Il a raconté à Amnesty International qu’il avait été blessé par une balle en caoutchouc rue Mansour le 4 février, à six heures du matin, tandis qu’il allait dire à d’autres manifestants de retourner sur la place afin d’éviter toute confrontation avec les forces de l’ordre. Selon Ahmed Hassan Ali, les manifestants scandaient pacifiquement des slogans hostiles au Conseil suprême des forces armées lorsque les policiers ont ouvert le feu sans aucun avertissement.

Ahmed Maher

Le 5 février vers 1h30, Ahmed Maher, coordinateur général du Mouvement de la Jeunesse du 6 avril, mouvement de contestation en faveur de la démocratie, se trouvait au croisement des rues Mansour et Mohamed Mahmoud. Il a eu le crâne fracturé, ce qui lui a causé une hémorragie interne. Après avoir rencontré des députés au Parlement, il allait s’adresser aux manifestants pour les inviter à se retirer de la zone et à mettre fin à la manifestation, afin que les autorités puissent construire un mur de béton dans la rue Mansour, proche du ministère de l’Intérieur. Blessé, il est tombé à terre et a perdu son Blackberry. Le compte Twitter qu’il gère pour le mouvement a par la suite été piraté.

Amnesty International craint qu’il n’ait été délibérément pris pour cible, les autorités ayant orchestré une campagne de diffamation contre le Mouvement de la Jeunesse du 6 avril, l’accusant publiquement de conspirer contre l’Égypte.

Salma Said Abdel Fattah

Le 5 février vers 23 heures, Salma Said Abdel Fattah, 26 ans, militante du groupe No to Military Trials for Civilians (Non aux procès militaires de civils) et du collectif Mosireen (Déterminés), a été blessée par des plombs de fusil alors qu’elle filmait des véhicules blindés de la police antiémeutes fonçant rue Mansour sur des manifestants qui s’enfuyaient vers la place Falaky. Elle a raconté à Amnesty International qu’un policier antiémeutes encagoulé lui avait tiré dessus depuis le toit d’un véhicule blindé à trois reprises, au visage, à la poitrine et dans les jambes, et encore au moment où des manifestants l’évacuaient.

À Suez

À Suez, la plupart des victimes ont été blessées près du siège de la Direction de la sécurité, près de la rue du Paradis et de la rue Al Shohadaa, entre le 2 et le 4 février. La Direction de la sécurité surplombe une grande place avec un jardin, d’où les manifestants ont tenté de s’approcher, depuis des petites routes. L’accès au bâtiment lui-même était barré par des fils barbelés.

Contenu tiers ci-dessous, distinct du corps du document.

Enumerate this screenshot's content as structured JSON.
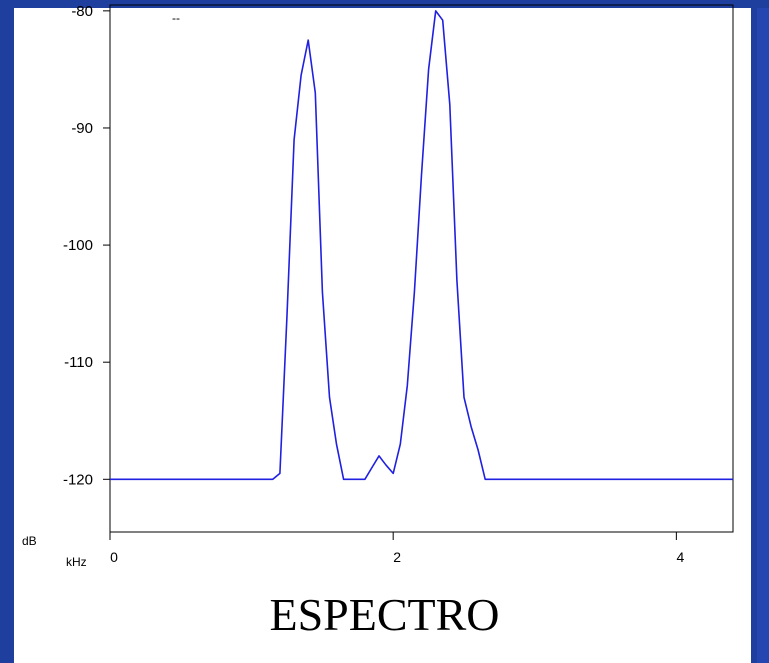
{
  "caption": "ESPECTRO",
  "chart_data": {
    "type": "line",
    "title": "",
    "xlabel": "kHz",
    "ylabel": "dB",
    "legend_text": "--",
    "xlim": [
      0,
      4.4
    ],
    "ylim": [
      -124.5,
      -79.5
    ],
    "xticks": [
      0,
      2,
      4
    ],
    "xtick_labels": [
      "0",
      "2",
      "4"
    ],
    "yticks": [
      -80,
      -90,
      -100,
      -110,
      -120
    ],
    "ytick_labels": [
      "-80",
      "-90",
      "-100",
      "-110",
      "-120"
    ],
    "grid": false,
    "series": [
      {
        "color": "#2020e0",
        "x": [
          0,
          1.15,
          1.2,
          1.25,
          1.3,
          1.35,
          1.4,
          1.45,
          1.5,
          1.55,
          1.6,
          1.65,
          1.7,
          1.75,
          1.8,
          1.85,
          1.9,
          1.95,
          2.0,
          2.05,
          2.1,
          2.15,
          2.2,
          2.25,
          2.3,
          2.35,
          2.4,
          2.45,
          2.5,
          2.55,
          2.6,
          2.65,
          2.7,
          2.75,
          2.8,
          4.4
        ],
        "y": [
          -120,
          -120,
          -119.5,
          -106,
          -91,
          -85.5,
          -82.5,
          -87,
          -104,
          -113,
          -117,
          -120,
          -120,
          -120,
          -120,
          -119,
          -118,
          -118.8,
          -119.5,
          -117,
          -112,
          -104,
          -94,
          -85,
          -80,
          -80.8,
          -88,
          -103,
          -113,
          -115.5,
          -117.5,
          -120,
          -120,
          -120,
          -120,
          -120
        ]
      }
    ]
  }
}
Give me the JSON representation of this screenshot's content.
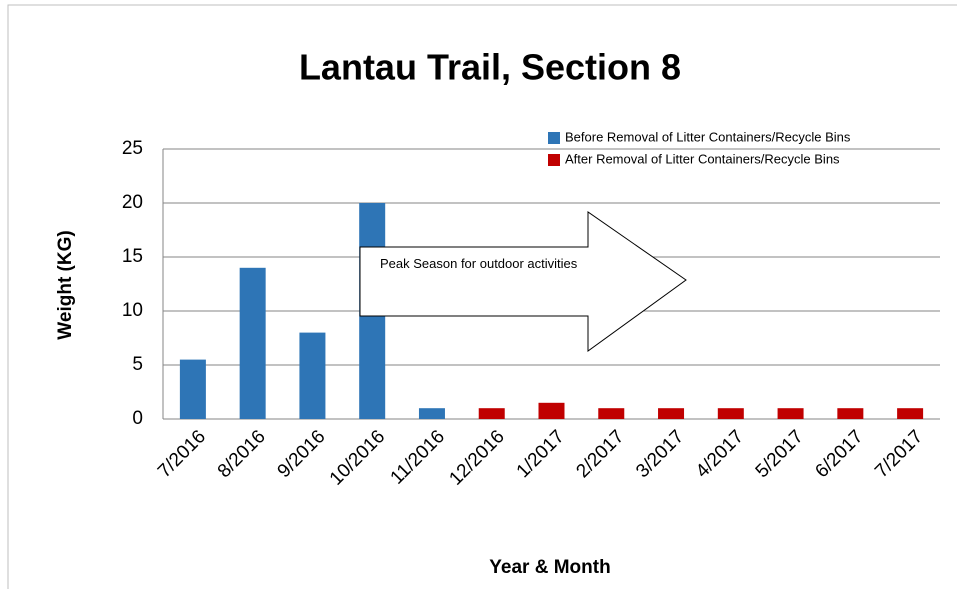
{
  "chart_data": {
    "type": "bar",
    "title": "Lantau Trail, Section 8",
    "x_label": "Year & Month",
    "y_label": "Weight (KG)",
    "categories": [
      "7/2016",
      "8/2016",
      "9/2016",
      "10/2016",
      "11/2016",
      "12/2016",
      "1/2017",
      "2/2017",
      "3/2017",
      "4/2017",
      "5/2017",
      "6/2017",
      "7/2017"
    ],
    "series": [
      {
        "name": "Before Removal of Litter Containers/Recycle Bins",
        "color": "#2e75b6",
        "values": [
          5.5,
          14,
          8,
          20,
          1,
          null,
          null,
          null,
          null,
          null,
          null,
          null,
          null
        ]
      },
      {
        "name": "After Removal of Litter Containers/Recycle Bins",
        "color": "#c00000",
        "values": [
          null,
          null,
          null,
          null,
          null,
          1,
          1.5,
          1,
          1,
          1,
          1,
          1,
          1
        ]
      }
    ],
    "ylim": [
      0,
      25
    ],
    "yticks": [
      0,
      5,
      10,
      15,
      20,
      25
    ],
    "grid": true,
    "legend": "top-right",
    "annotation": "Peak Season for outdoor activities"
  }
}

Vers le coucher du soleil, selon les manifestants, la police antiémeutes a tiré sans discrimination des gaz lacrymogènes et des coups de fusil, sans aucun avertissement, sur les manifestants qui approchaient du bâtiment.

Mohamed Ahmed Atta

Mohamed Ahmed Atta aurait été tué dans la soirée du 2 février d’un coup de fusil reçu dans la poitrine alors qu’il jetait des pierres sur les policiers antiémeutes. Rami Mohamed, membre de 25 ans du Suez Youth Bloc (Bloc des jeunes de Suez), a déclaré à Amnesty International qu’il avait vu les forces de sécurité tirer sur Mohamed Ahmed Atta sans donner aucun avertissement. Rami Mohamed a lui-même été blessé le lendemain ; il a reçu une balle dans le bassin, alors que lui aussi lançait des pierres sur les policiers antiémeutes près de la Direction de la sécurité.

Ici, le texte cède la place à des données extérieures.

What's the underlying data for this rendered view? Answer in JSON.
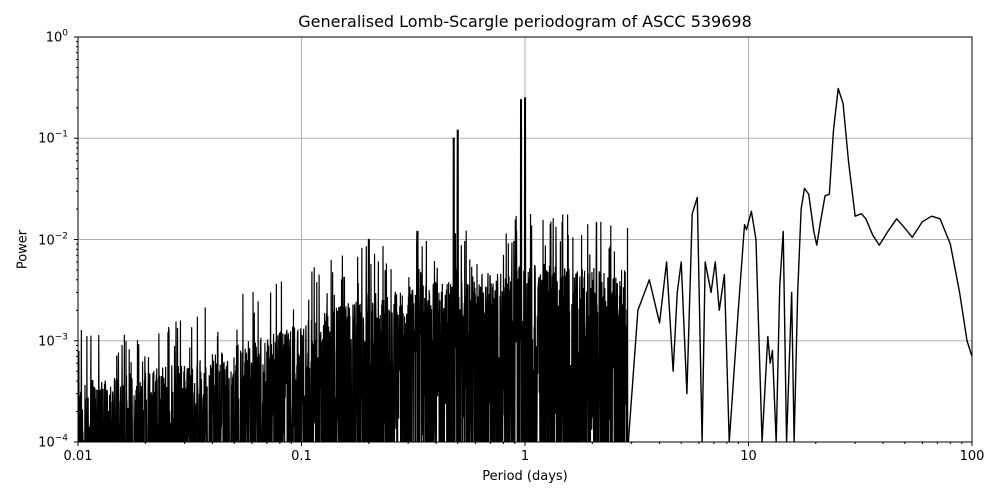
{
  "chart_data": {
    "type": "line",
    "title": "Generalised Lomb-Scargle periodogram of ASCC 539698",
    "xlabel": "Period (days)",
    "ylabel": "Power",
    "xscale": "log",
    "yscale": "log",
    "xlim": [
      0.01,
      100
    ],
    "ylim": [
      0.0001,
      1
    ],
    "grid": true,
    "legend": null,
    "x_ticks": [
      "0.01",
      "0.1",
      "1",
      "10",
      "100"
    ],
    "y_ticks": [
      {
        "base": "10",
        "exp": "0"
      },
      {
        "base": "10",
        "exp": "−1"
      },
      {
        "base": "10",
        "exp": "−2"
      },
      {
        "base": "10",
        "exp": "−3"
      },
      {
        "base": "10",
        "exp": "−4"
      }
    ],
    "line_color": "#000000",
    "grid_color": "#b0b0b0",
    "noise_envelope": [
      {
        "period": 0.01,
        "power": 0.0004
      },
      {
        "period": 0.03,
        "power": 0.0006
      },
      {
        "period": 0.1,
        "power": 0.0015
      },
      {
        "period": 0.2,
        "power": 0.003
      },
      {
        "period": 0.5,
        "power": 0.004
      },
      {
        "period": 1.0,
        "power": 0.006
      },
      {
        "period": 3.0,
        "power": 0.005
      }
    ],
    "notable_peaks": [
      {
        "period": 0.48,
        "power": 0.1
      },
      {
        "period": 0.5,
        "power": 0.12
      },
      {
        "period": 0.96,
        "power": 0.24
      },
      {
        "period": 1.0,
        "power": 0.25
      },
      {
        "period": 0.2,
        "power": 0.01
      },
      {
        "period": 0.33,
        "power": 0.012
      },
      {
        "period": 5.9,
        "power": 0.026
      },
      {
        "period": 10.3,
        "power": 0.019
      },
      {
        "period": 14.3,
        "power": 0.012
      },
      {
        "period": 17.8,
        "power": 0.032
      },
      {
        "period": 25.2,
        "power": 0.31
      },
      {
        "period": 46.0,
        "power": 0.016
      },
      {
        "period": 66.0,
        "power": 0.017
      }
    ],
    "smooth_tail": [
      [
        16.0,
        0.0001
      ],
      [
        16.6,
        0.003
      ],
      [
        17.2,
        0.02
      ],
      [
        17.8,
        0.032
      ],
      [
        18.6,
        0.028
      ],
      [
        19.6,
        0.012
      ],
      [
        20.2,
        0.0088
      ],
      [
        21.0,
        0.015
      ],
      [
        22.0,
        0.027
      ],
      [
        23.0,
        0.028
      ],
      [
        24.0,
        0.12
      ],
      [
        25.2,
        0.31
      ],
      [
        26.5,
        0.22
      ],
      [
        28.0,
        0.06
      ],
      [
        30.0,
        0.017
      ],
      [
        32.0,
        0.018
      ],
      [
        33.5,
        0.016
      ],
      [
        36.0,
        0.011
      ],
      [
        38.5,
        0.0088
      ],
      [
        42.0,
        0.012
      ],
      [
        46.0,
        0.016
      ],
      [
        50.0,
        0.013
      ],
      [
        54.0,
        0.0105
      ],
      [
        60.0,
        0.015
      ],
      [
        66.0,
        0.017
      ],
      [
        72.0,
        0.016
      ],
      [
        80.0,
        0.009
      ],
      [
        88.0,
        0.003
      ],
      [
        95.0,
        0.001
      ],
      [
        100.0,
        0.0007
      ]
    ],
    "mid_segment": [
      [
        2.9,
        0.0001
      ],
      [
        3.2,
        0.002
      ],
      [
        3.6,
        0.004
      ],
      [
        4.0,
        0.0015
      ],
      [
        4.3,
        0.006
      ],
      [
        4.6,
        0.0005
      ],
      [
        4.8,
        0.003
      ],
      [
        5.0,
        0.006
      ],
      [
        5.3,
        0.0003
      ],
      [
        5.6,
        0.018
      ],
      [
        5.9,
        0.026
      ],
      [
        6.2,
        0.0001
      ],
      [
        6.4,
        0.006
      ],
      [
        6.8,
        0.003
      ],
      [
        7.1,
        0.006
      ],
      [
        7.4,
        0.002
      ],
      [
        7.8,
        0.0045
      ],
      [
        8.2,
        0.0001
      ],
      [
        9.0,
        0.002
      ],
      [
        9.6,
        0.014
      ],
      [
        9.8,
        0.0125
      ],
      [
        10.3,
        0.019
      ],
      [
        10.8,
        0.01
      ],
      [
        11.5,
        0.0001
      ],
      [
        12.2,
        0.0011
      ],
      [
        12.5,
        0.0006
      ],
      [
        12.8,
        0.0008
      ],
      [
        13.3,
        0.0001
      ],
      [
        13.8,
        0.0035
      ],
      [
        14.3,
        0.012
      ],
      [
        14.8,
        0.0001
      ],
      [
        15.6,
        0.003
      ],
      [
        16.0,
        0.0001
      ]
    ]
  }
}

Mohamed Al Sayed Ahmed Farrag

Mohamed Al Sayed Ahmed Farrag, travailleur journalier de 28 ans, a été tué, semble-t-il par un tireur embusqué, à l’aube du 3 février, après avoir lancé des pierres sur les policiers. Des amis de Mohamed ont raconté à Amnesty International qu’ils avaient vu des policiers antiémeutes tirer des gaz lacrymogènes de manière intensive près de la Direction de la sécurité et qu’ils avaient décidé de grimper tout en haut d’un bâtiment de 12 étages encore en construction pour échapper aux effets des gaz.

Depuis le dernier étage du bâtiment, ils ont observé les forces de sécurité tirer à balles réelles sur les manifestants et ont vu des tireurs embusqués sur le toit de la Direction de la sécurité et dans des bâtiments alentour. Chaque fois que les policiers poussaient les manifestants à quitter la place, le groupe jetait des pierres sur les policiers antiémeutes. Vers 2 heures, Mohamed Al Sayed, qui se trouvait à côté d’une fenêtre, a reçu une balle dans la tête et est mort sur le coup.

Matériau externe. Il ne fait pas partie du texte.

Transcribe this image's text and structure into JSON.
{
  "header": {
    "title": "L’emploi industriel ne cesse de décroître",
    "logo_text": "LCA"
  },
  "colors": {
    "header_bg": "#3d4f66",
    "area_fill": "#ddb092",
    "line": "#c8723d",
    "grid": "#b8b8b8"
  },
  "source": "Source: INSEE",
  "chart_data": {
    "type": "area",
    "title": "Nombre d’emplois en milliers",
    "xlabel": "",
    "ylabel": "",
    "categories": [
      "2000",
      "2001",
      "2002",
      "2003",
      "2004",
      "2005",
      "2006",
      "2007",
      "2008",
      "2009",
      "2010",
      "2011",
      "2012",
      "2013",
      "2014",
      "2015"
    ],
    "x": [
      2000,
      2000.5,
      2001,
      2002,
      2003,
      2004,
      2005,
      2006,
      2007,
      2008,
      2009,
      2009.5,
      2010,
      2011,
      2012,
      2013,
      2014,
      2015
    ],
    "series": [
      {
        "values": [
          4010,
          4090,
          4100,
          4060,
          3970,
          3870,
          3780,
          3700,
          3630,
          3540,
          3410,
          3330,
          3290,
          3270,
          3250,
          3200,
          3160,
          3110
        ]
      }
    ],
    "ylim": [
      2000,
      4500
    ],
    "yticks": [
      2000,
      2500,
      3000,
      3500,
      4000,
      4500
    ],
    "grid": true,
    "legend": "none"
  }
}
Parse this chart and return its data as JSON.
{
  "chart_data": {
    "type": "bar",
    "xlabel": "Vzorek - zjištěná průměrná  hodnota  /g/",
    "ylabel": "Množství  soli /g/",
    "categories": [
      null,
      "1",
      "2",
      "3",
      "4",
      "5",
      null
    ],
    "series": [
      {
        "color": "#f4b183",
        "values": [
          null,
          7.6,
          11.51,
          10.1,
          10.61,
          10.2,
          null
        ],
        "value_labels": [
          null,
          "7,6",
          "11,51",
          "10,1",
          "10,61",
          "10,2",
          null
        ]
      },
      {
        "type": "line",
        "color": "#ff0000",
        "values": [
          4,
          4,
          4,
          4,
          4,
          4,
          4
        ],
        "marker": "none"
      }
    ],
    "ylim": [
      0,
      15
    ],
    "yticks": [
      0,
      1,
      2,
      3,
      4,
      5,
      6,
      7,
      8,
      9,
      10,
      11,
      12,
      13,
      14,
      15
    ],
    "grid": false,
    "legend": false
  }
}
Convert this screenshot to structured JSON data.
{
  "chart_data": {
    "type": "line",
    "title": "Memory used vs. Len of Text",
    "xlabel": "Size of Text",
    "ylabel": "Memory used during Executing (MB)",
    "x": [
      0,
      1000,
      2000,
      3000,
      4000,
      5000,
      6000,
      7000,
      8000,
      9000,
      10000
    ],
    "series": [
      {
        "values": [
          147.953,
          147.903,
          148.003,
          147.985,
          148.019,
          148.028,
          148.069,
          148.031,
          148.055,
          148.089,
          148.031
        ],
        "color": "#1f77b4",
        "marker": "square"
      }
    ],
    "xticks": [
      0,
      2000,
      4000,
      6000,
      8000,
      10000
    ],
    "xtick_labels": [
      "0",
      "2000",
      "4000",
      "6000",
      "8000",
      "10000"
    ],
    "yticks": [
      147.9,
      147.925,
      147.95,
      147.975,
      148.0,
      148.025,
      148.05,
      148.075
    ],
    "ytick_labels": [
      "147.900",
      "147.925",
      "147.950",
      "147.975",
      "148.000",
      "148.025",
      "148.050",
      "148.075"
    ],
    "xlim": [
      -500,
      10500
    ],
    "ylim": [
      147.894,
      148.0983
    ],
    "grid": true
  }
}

Complément d’information :

En juin 2011, le secrétaire général d’Amnesty International a présenté un exemplaire de son document Understanding Policing au ministre de l’Intérieur de l’époque, Mansour Essawy. Cet ouvrage explique les normes internationales relatives à l’usage de la force et des armes à feu.

Aux termes de ces normes, les responsables de l’application des lois, notamment, doivent faire un usage de la force proportionnel avec le but légitime poursuivi, et uniquement proportionnel à ce but légitime. Ils doivent recourir autant que possible à des moyens non violents, afin de ne causer que le minimum de dommages et de préserver la vie humaine.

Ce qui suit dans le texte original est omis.